Mid-season review: Toyota

In the second of our half-term reports, we dive into the main WRC field and start right at the top of the class. Step forward, after an exemplary first half of the year, Toyota Gazoo Racing driver Ott Tänak.

Tänak leads the drivers’ standings by four points at the mid-season break but the Estonian, and his classmates, know he should probably be further ahead.

The maths from Ott have been outstanding. He’s led for more stages than the next four drivers (Sébastien Ogier, Thierry Neuville, Dani Sordo and Elfyn Evans) in the standings combined, and set more than twice the number of fastest times than anybody else.

The Yaris driver won three from eight rallies, but the combination of punctures, electrical issues and that heartbreaking steering problem on the last stage at Rally Italia Sardegna have cost him the chance to be a win ahead.

The good news for Tänak is what lies ahead for the rest of the year. We saw towering pace from him in the second half of last season and a repeat of that Finland-Germany-Turkey hat-trick would put him in the box seat for a maiden title at the end of term party in Coffs Harbour.

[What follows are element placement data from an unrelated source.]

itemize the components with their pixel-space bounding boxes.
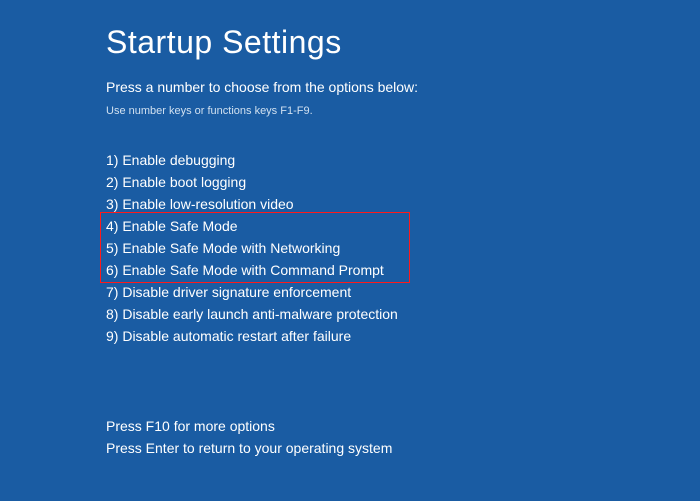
option-disable-driver-signature-enforcement[interactable]: 7) Disable driver signature enforcement <box>106 281 700 303</box>
footer-more-options: Press F10 for more options <box>106 415 392 437</box>
option-enable-low-resolution-video[interactable]: 3) Enable low-resolution video <box>106 193 700 215</box>
option-disable-automatic-restart[interactable]: 9) Disable automatic restart after failu… <box>106 325 700 347</box>
options-list: 1) Enable debugging 2) Enable boot loggi… <box>106 149 700 347</box>
footer: Press F10 for more options Press Enter t… <box>106 415 392 459</box>
option-enable-safe-mode-command-prompt[interactable]: 6) Enable Safe Mode with Command Prompt <box>106 259 700 281</box>
option-disable-early-launch-antimalware[interactable]: 8) Disable early launch anti-malware pro… <box>106 303 700 325</box>
page-title: Startup Settings <box>106 24 700 61</box>
footer-return: Press Enter to return to your operating … <box>106 437 392 459</box>
option-enable-safe-mode[interactable]: 4) Enable Safe Mode <box>106 215 700 237</box>
option-enable-debugging[interactable]: 1) Enable debugging <box>106 149 700 171</box>
subtitle: Press a number to choose from the option… <box>106 79 700 95</box>
key-hint: Use number keys or functions keys F1-F9. <box>106 105 700 117</box>
option-enable-safe-mode-networking[interactable]: 5) Enable Safe Mode with Networking <box>106 237 700 259</box>
option-enable-boot-logging[interactable]: 2) Enable boot logging <box>106 171 700 193</box>
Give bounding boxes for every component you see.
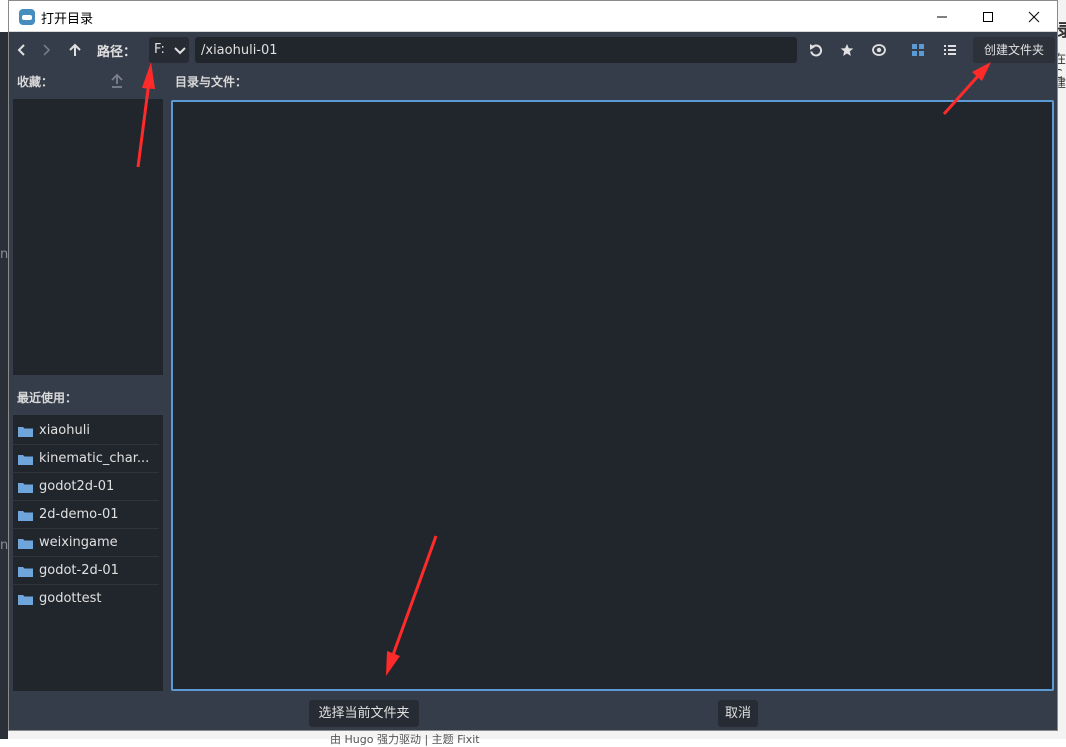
files-header: 目录与文件： <box>175 75 248 89</box>
chevron-right-icon <box>43 44 51 56</box>
folder-icon <box>18 539 33 549</box>
close-button[interactable] <box>1011 1 1057 32</box>
recent-item[interactable]: 2d-demo-01 <box>13 501 159 529</box>
background-fragment: n <box>0 247 9 262</box>
select-current-folder-button[interactable]: 选择当前文件夹 <box>309 700 419 727</box>
open-directory-dialog: 打开目录 路径： F: /xiaohuli-01 创建文件夹 收藏： 最近使用：… <box>8 0 1058 731</box>
drive-select[interactable]: F: <box>149 37 189 63</box>
recent-item[interactable]: weixingame <box>13 529 159 557</box>
recent-item-label: 2d-demo-01 <box>39 507 119 522</box>
favorites-header: 收藏： <box>17 75 54 89</box>
back-button[interactable] <box>11 39 33 61</box>
folder-icon <box>18 455 33 465</box>
folder-icon <box>18 595 33 605</box>
background-fragment: n <box>0 538 9 553</box>
arrow-up-icon <box>69 43 81 56</box>
path-label: 路径： <box>97 45 137 60</box>
recent-item[interactable]: xiaohuli <box>13 417 159 445</box>
list-view-button[interactable] <box>939 39 961 61</box>
recent-item-label: godottest <box>39 591 102 606</box>
chevron-left-icon <box>17 44 25 56</box>
folder-icon <box>18 427 33 437</box>
refresh-button[interactable] <box>805 39 827 61</box>
title-bar: 打开目录 <box>9 1 1057 32</box>
star-icon <box>840 44 854 56</box>
file-list-area[interactable] <box>171 100 1054 691</box>
recent-item-label: godot2d-01 <box>39 479 115 494</box>
folder-icon <box>18 567 33 577</box>
cancel-button[interactable]: 取消 <box>718 700 758 727</box>
minimize-button[interactable] <box>919 1 965 32</box>
recent-list: xiaohuli kinematic_char... godot2d-01 2d… <box>13 415 163 691</box>
toggle-hidden-button[interactable] <box>868 39 890 61</box>
toolbar: 路径： F: 创建文件夹 <box>9 33 1057 67</box>
minimize-icon <box>937 16 947 17</box>
refresh-icon <box>810 44 823 57</box>
recent-item-label: kinematic_char... <box>39 451 150 466</box>
grid-view-button[interactable] <box>907 39 929 61</box>
background-bottom-strip <box>8 731 1058 739</box>
window-title: 打开目录 <box>41 12 94 27</box>
eye-icon <box>872 44 886 56</box>
forward-button[interactable] <box>35 39 57 61</box>
favorite-button[interactable] <box>836 39 858 61</box>
favorites-list[interactable] <box>13 99 163 375</box>
background-footer-text: 由 Hugo 强力驱动 | 主题 Fixit <box>330 733 480 746</box>
chevron-down-icon <box>174 47 186 55</box>
recent-item[interactable]: godot2d-01 <box>13 473 159 501</box>
recent-item-label: xiaohuli <box>39 423 90 438</box>
folder-icon <box>18 511 33 521</box>
folder-icon <box>18 483 33 493</box>
recent-item-label: godot-2d-01 <box>39 563 119 578</box>
recent-item[interactable]: godottest <box>13 585 159 613</box>
recent-item-label: weixingame <box>39 535 118 550</box>
maximize-button[interactable] <box>965 1 1011 32</box>
create-folder-button[interactable]: 创建文件夹 <box>973 37 1055 63</box>
background-left-strip <box>0 32 8 739</box>
list-icon <box>944 45 956 55</box>
move-up-icon[interactable] <box>109 73 125 89</box>
recent-header: 最近使用： <box>17 391 78 405</box>
path-input[interactable] <box>195 37 797 63</box>
grid-icon <box>912 44 924 56</box>
background-right-strip: 录 在C 建 <box>1054 0 1066 739</box>
background-fragment: 录 <box>1057 21 1066 41</box>
godot-app-icon <box>19 9 35 25</box>
recent-item[interactable]: godot-2d-01 <box>13 557 159 585</box>
close-icon <box>1028 11 1040 22</box>
drive-value: F: <box>154 42 165 57</box>
recent-item[interactable]: kinematic_char... <box>13 445 159 473</box>
maximize-icon <box>983 11 993 22</box>
parent-folder-button[interactable] <box>64 39 86 61</box>
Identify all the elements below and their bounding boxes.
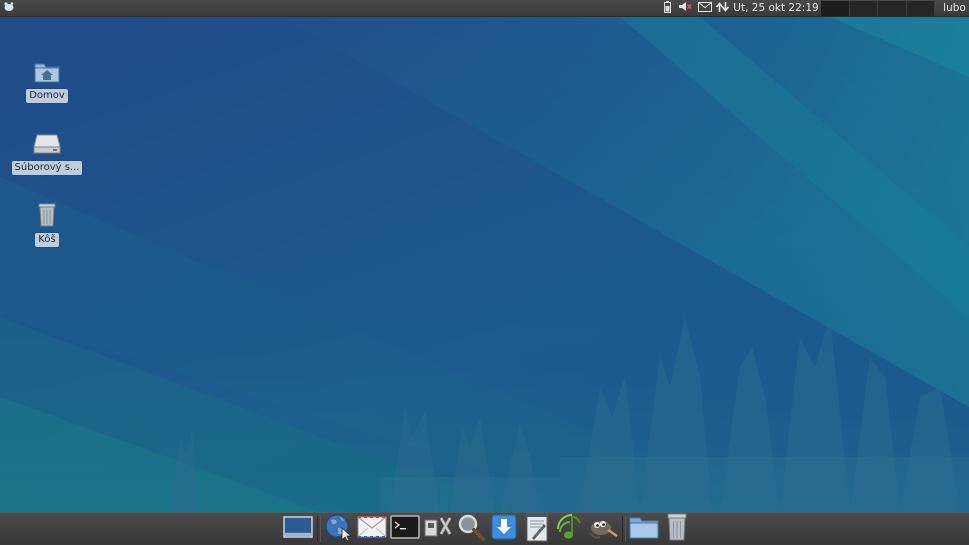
download-icon [491, 514, 517, 544]
network-indicator[interactable] [715, 0, 730, 16]
user-menu[interactable]: lubo [940, 0, 969, 16]
terminal-launcher[interactable] [389, 513, 421, 545]
web-browser-launcher[interactable] [323, 513, 355, 545]
trash-icon [31, 199, 63, 231]
workspace-switcher[interactable] [821, 1, 935, 16]
network-icon [715, 1, 730, 16]
file-manager-icon [629, 514, 659, 544]
dock-separator [622, 516, 626, 542]
mail-client-icon [357, 515, 387, 543]
search-launcher[interactable] [455, 513, 487, 545]
bottom-panel [0, 512, 969, 545]
xfce-mouse-logo-icon [3, 1, 15, 15]
web-browser-icon [324, 512, 354, 545]
desktop-icon-home[interactable]: Domov [12, 55, 82, 103]
show-desktop-icon [283, 514, 313, 544]
music-player-icon [556, 512, 584, 545]
home-folder-icon [31, 55, 63, 87]
top-panel: Ut, 25 okt 22:19 lubo [0, 0, 969, 17]
music-player-launcher[interactable] [554, 513, 586, 545]
desktop-background[interactable]: Domov Súborový s... Kôš [0, 17, 969, 512]
text-editor-icon [524, 512, 550, 545]
download-launcher[interactable] [488, 513, 520, 545]
clock[interactable]: Ut, 25 okt 22:19 [733, 0, 818, 16]
workspace-2[interactable] [849, 1, 878, 16]
settings-manager-icon [423, 514, 453, 544]
desktop-icon-label: Domov [26, 89, 68, 103]
image-editor-launcher[interactable] [587, 513, 619, 545]
applications-menu-button[interactable] [0, 0, 17, 16]
dock [282, 512, 694, 545]
mail-client-launcher[interactable] [356, 513, 388, 545]
battery-icon [663, 0, 671, 16]
volume-muted-icon [678, 1, 692, 15]
desktop-icon-label: Súborový s... [11, 161, 83, 175]
desktop-icon-filesystem[interactable]: Súborový s... [11, 127, 83, 175]
mail-icon [697, 1, 712, 15]
workspace-4[interactable] [906, 1, 935, 16]
settings-manager-launcher[interactable] [422, 513, 454, 545]
trash-icon [666, 512, 688, 545]
mail-notification[interactable] [697, 0, 712, 16]
drive-icon [31, 127, 63, 159]
desktop-icon-trash[interactable]: Kôš [12, 199, 82, 247]
volume-indicator[interactable] [677, 0, 693, 16]
workspace-3[interactable] [878, 1, 907, 16]
trash-launcher[interactable] [661, 513, 693, 545]
workspace-1[interactable] [821, 1, 850, 16]
battery-indicator[interactable] [661, 0, 673, 16]
file-manager-launcher[interactable] [628, 513, 660, 545]
text-editor-launcher[interactable] [521, 512, 553, 545]
search-icon [457, 513, 485, 545]
desktop-icon-label: Kôš [35, 233, 59, 247]
dock-separator [317, 516, 321, 542]
wallpaper-image [0, 17, 969, 512]
image-editor-icon [588, 513, 618, 545]
terminal-icon [390, 515, 420, 543]
show-desktop-button[interactable] [282, 513, 314, 545]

Tänak’s team, defending manufacturers’ champions Toyota, sits second in the makes’ race, 44 points adrift of Hyundai Motorsport.

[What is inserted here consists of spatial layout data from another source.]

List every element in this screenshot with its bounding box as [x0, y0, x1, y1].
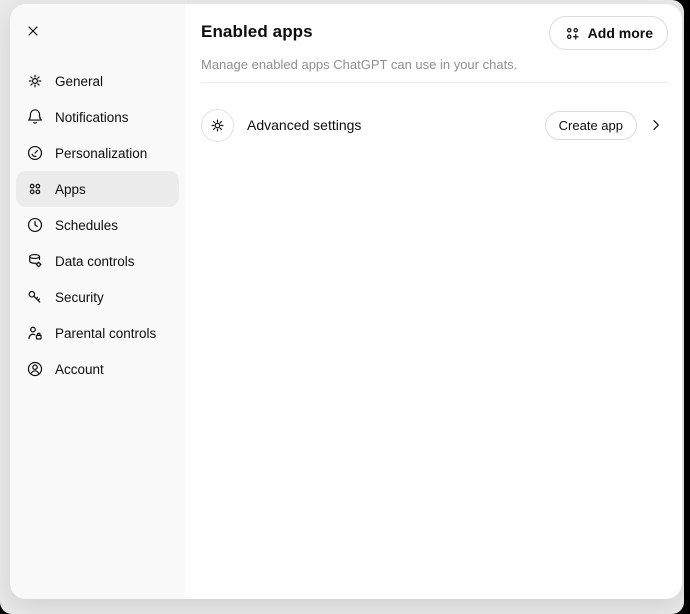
person-lock-icon [26, 324, 44, 342]
header-divider [201, 82, 668, 83]
page-subtitle: Manage enabled apps ChatGPT can use in y… [201, 57, 518, 72]
settings-dialog: General Notifications Personalization Ap… [10, 4, 682, 599]
grid-plus-icon [564, 25, 581, 42]
sidebar-item-label: Security [55, 289, 104, 305]
sidebar-nav: General Notifications Personalization Ap… [16, 63, 179, 387]
advanced-settings-label: Advanced settings [247, 117, 362, 133]
advanced-settings-row[interactable]: Advanced settings Create app [201, 101, 668, 149]
gear-icon [26, 72, 44, 90]
panel-header: Enabled apps Add more [201, 16, 668, 50]
key-icon [26, 288, 44, 306]
sidebar-item-security[interactable]: Security [16, 279, 179, 315]
dial-icon [26, 144, 44, 162]
sidebar-item-label: General [55, 73, 104, 89]
chevron-right-icon[interactable] [644, 113, 668, 137]
create-app-label: Create app [558, 117, 623, 133]
add-more-button[interactable]: Add more [548, 16, 668, 50]
database-gear-icon [26, 252, 44, 270]
sidebar-item-label: Data controls [55, 253, 135, 269]
close-icon [25, 23, 41, 39]
sidebar-item-notifications[interactable]: Notifications [16, 99, 179, 135]
sidebar-item-label: Account [55, 361, 104, 377]
sidebar-item-label: Parental controls [55, 325, 157, 341]
sidebar-item-label: Notifications [55, 109, 129, 125]
sidebar-item-label: Personalization [55, 145, 148, 161]
close-button[interactable] [18, 16, 48, 46]
sidebar-item-account[interactable]: Account [16, 351, 179, 387]
sidebar-item-data-controls[interactable]: Data controls [16, 243, 179, 279]
gear-circle-icon [201, 108, 234, 142]
settings-sidebar: General Notifications Personalization Ap… [10, 4, 185, 599]
sidebar-item-apps[interactable]: Apps [16, 171, 179, 207]
sidebar-item-parental-controls[interactable]: Parental controls [16, 315, 179, 351]
create-app-button[interactable]: Create app [544, 110, 637, 140]
bell-icon [26, 108, 44, 126]
page-title: Enabled apps [201, 22, 313, 41]
clock-icon [26, 216, 44, 234]
sidebar-item-schedules[interactable]: Schedules [16, 207, 179, 243]
sidebar-item-label: Schedules [55, 217, 119, 233]
sidebar-item-personalization[interactable]: Personalization [16, 135, 179, 171]
sidebar-item-general[interactable]: General [16, 63, 179, 99]
sidebar-item-label: Apps [55, 181, 86, 197]
person-circle-icon [26, 360, 44, 378]
apps-grid-icon [26, 180, 44, 198]
settings-main-panel: Enabled apps Add more Manage enabled app… [185, 4, 682, 599]
add-more-label: Add more [587, 25, 653, 41]
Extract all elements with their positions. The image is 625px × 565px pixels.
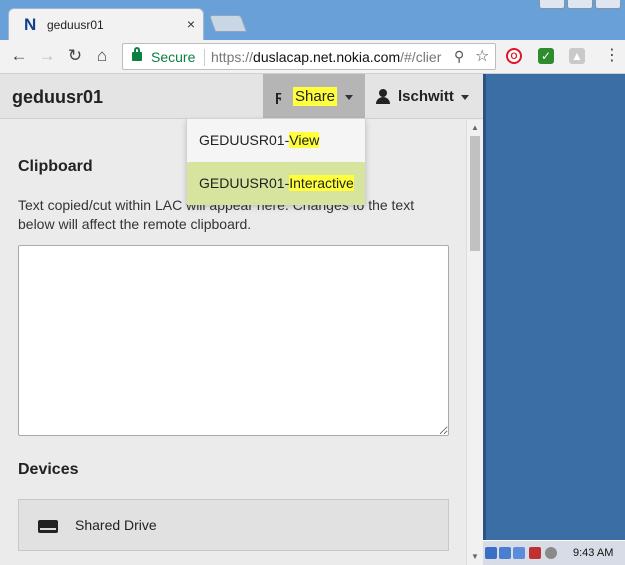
window-controls xyxy=(537,0,621,9)
devices-title: Devices xyxy=(18,461,79,478)
new-tab-button[interactable] xyxy=(208,15,248,32)
network-error-icon[interactable] xyxy=(529,547,541,559)
menu-item-view[interactable]: GEDUUSR01-View xyxy=(187,119,365,162)
address-bar[interactable]: Secure https://duslacap.net.nokia.com/#/… xyxy=(122,43,496,70)
bookmark-star-icon[interactable]: ☆ xyxy=(475,46,489,66)
maximize-button[interactable] xyxy=(567,0,593,9)
taskbar-clock[interactable]: 9:43 AM xyxy=(573,547,613,559)
opera-extension-icon[interactable]: O xyxy=(506,48,522,64)
minimize-button[interactable] xyxy=(539,0,565,9)
back-arrow-icon[interactable]: ← xyxy=(8,45,30,67)
chevron-down-icon xyxy=(461,95,469,100)
address-divider xyxy=(204,49,205,66)
drive-icon xyxy=(38,520,58,533)
system-tray: 9:43 AM xyxy=(483,540,625,565)
forward-arrow-icon[interactable]: → xyxy=(36,45,58,67)
user-label: lschwitt xyxy=(398,88,454,105)
scrollbar-thumb[interactable] xyxy=(470,136,480,251)
scroll-up-icon[interactable]: ▲ xyxy=(471,123,479,132)
secure-label: Secure xyxy=(151,49,196,65)
browser-titlebar: N geduusr01 × xyxy=(0,0,625,40)
menu-item-prefix: GEDUUSR01- xyxy=(199,175,290,191)
lock-icon xyxy=(132,47,142,61)
page-title: geduusr01 xyxy=(12,87,104,107)
browser-menu-icon[interactable]: ⋮ xyxy=(604,46,620,66)
clipboard-title: Clipboard xyxy=(18,158,93,175)
home-icon[interactable]: ⌂ xyxy=(91,45,113,67)
network-icon[interactable] xyxy=(513,547,525,559)
menu-item-prefix: GEDUUSR01- xyxy=(199,132,290,148)
device-label: Shared Drive xyxy=(75,517,157,533)
url-scheme: https:// xyxy=(211,49,254,65)
url-host: duslacap.net.nokia.com xyxy=(253,49,401,65)
clipboard-textarea[interactable] xyxy=(18,245,449,436)
close-window-button[interactable] xyxy=(595,0,621,9)
share-button[interactable]: ϝ Share xyxy=(263,74,365,119)
device-item-shared-drive[interactable]: Shared Drive xyxy=(18,499,449,551)
share-branch-icon: ϝ xyxy=(275,88,282,105)
volume-icon[interactable] xyxy=(545,547,557,559)
menu-item-suffix: View xyxy=(289,132,320,148)
scroll-down-icon[interactable]: ▼ xyxy=(471,552,479,561)
pdf-extension-icon[interactable]: ▲ xyxy=(569,48,585,64)
app-header: geduusr01 ϝ Share lschwitt xyxy=(0,74,483,119)
url-text[interactable]: https://duslacap.net.nokia.com/#/clier xyxy=(211,49,446,65)
nokia-favicon-icon: N xyxy=(24,15,37,34)
close-tab-icon[interactable]: × xyxy=(187,16,195,32)
user-icon xyxy=(376,89,390,104)
key-icon[interactable]: ⚲ xyxy=(454,48,464,65)
url-path: /#/clier xyxy=(400,49,442,65)
clipboard-extension-icon[interactable]: ✓ xyxy=(538,48,554,64)
browser-toolbar: ← → ↻ ⌂ Secure https://duslacap.net.noki… xyxy=(0,40,625,74)
chevron-down-icon xyxy=(345,95,353,100)
network-icon[interactable] xyxy=(499,547,511,559)
share-dropdown-menu: GEDUUSR01-View GEDUUSR01-Interactive xyxy=(186,118,366,205)
content-scrollbar[interactable]: ▲ ▼ xyxy=(466,120,483,565)
window-border xyxy=(483,74,486,565)
tray-app-icon[interactable] xyxy=(485,547,497,559)
share-label: Share xyxy=(293,87,338,106)
menu-item-suffix: Interactive xyxy=(289,175,354,191)
menu-item-interactive[interactable]: GEDUUSR01-Interactive xyxy=(187,162,365,205)
browser-tab[interactable]: N geduusr01 × xyxy=(8,8,204,40)
tab-title: geduusr01 xyxy=(47,18,104,32)
reload-icon[interactable]: ↻ xyxy=(64,45,86,67)
user-menu-button[interactable]: lschwitt xyxy=(366,74,483,119)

Briton Kris Meeke made his Toyota debut at Rallye Monte-Carlo and was an instant hit with the Japanese manufacturer, quickest at shakedown and winning the season’s first Wolf Power Stage.

Everything was new for Kris Meeke in the opening half-term

There was plenty for the Northern Irishman to get used to. As well as a new team and new car, he was also acquainting himself with new co-driver Seb Marshall. The first half-term has shown plenty of promise, save for the odd broken rim and a Chilean roll.

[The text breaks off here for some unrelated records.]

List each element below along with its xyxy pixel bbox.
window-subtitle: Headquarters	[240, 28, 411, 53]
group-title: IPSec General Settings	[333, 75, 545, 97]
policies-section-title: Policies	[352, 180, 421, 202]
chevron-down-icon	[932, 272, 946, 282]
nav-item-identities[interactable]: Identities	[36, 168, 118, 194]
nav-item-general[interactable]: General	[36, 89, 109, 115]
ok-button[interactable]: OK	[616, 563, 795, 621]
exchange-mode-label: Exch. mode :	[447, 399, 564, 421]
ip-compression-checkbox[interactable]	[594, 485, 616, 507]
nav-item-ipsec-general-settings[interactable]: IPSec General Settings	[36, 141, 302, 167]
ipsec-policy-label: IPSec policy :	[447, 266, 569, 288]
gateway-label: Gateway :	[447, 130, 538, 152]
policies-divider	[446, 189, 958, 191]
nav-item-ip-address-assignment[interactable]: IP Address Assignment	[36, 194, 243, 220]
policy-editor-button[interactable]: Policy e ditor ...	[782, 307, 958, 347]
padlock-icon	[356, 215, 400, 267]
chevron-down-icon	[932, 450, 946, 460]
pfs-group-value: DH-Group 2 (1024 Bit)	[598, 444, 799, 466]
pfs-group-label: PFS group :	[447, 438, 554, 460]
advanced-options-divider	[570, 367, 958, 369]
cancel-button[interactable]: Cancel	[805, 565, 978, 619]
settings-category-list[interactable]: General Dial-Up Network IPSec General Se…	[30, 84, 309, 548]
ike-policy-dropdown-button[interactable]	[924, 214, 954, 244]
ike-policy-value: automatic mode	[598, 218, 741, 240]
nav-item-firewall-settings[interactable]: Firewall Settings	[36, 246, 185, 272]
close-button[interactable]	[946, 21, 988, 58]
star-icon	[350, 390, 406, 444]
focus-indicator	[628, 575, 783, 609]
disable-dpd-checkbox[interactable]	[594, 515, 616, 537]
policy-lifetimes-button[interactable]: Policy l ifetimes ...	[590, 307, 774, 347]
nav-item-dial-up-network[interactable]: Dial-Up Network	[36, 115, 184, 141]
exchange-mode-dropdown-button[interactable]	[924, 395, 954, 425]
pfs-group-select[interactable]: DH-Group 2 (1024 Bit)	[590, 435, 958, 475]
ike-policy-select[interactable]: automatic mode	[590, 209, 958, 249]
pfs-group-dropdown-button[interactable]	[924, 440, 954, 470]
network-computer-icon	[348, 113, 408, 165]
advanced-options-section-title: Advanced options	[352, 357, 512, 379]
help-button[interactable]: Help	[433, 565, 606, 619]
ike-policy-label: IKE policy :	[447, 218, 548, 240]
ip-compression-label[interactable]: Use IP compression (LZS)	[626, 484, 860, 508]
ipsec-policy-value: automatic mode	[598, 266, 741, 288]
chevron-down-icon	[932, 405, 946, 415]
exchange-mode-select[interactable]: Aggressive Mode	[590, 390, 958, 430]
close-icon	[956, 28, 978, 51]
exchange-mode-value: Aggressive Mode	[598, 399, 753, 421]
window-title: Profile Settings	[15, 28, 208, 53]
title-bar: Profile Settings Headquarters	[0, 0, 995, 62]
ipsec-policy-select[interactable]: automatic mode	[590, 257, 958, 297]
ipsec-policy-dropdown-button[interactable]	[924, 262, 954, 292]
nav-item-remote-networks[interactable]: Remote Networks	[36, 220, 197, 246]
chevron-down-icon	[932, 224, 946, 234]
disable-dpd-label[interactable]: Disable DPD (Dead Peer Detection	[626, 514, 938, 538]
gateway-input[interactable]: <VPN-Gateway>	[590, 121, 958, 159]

One of his strongest showings came in Portugal where he went into the penultimate stage just 8.1sec behind rally leader Tänak. Unfortunately, Meeke’s hopes of a first Toyota podium were lost when he ran wide and damaged the suspension in the final test.

Jari-Matti Latvala’s start to the term has been a tricky one. Time in a snowbank ruined Sweden and he has also suffered similar electrical and wheel rim-related issues to his team-mates.

At times, like his fellow Yaris drivers, he’s been unlucky, but nobody knows better than J-ML himself that he has to do better before the end of the year. Fortunately for him, he’s starting the next half-term on familiar ground with his home fixture in Finland.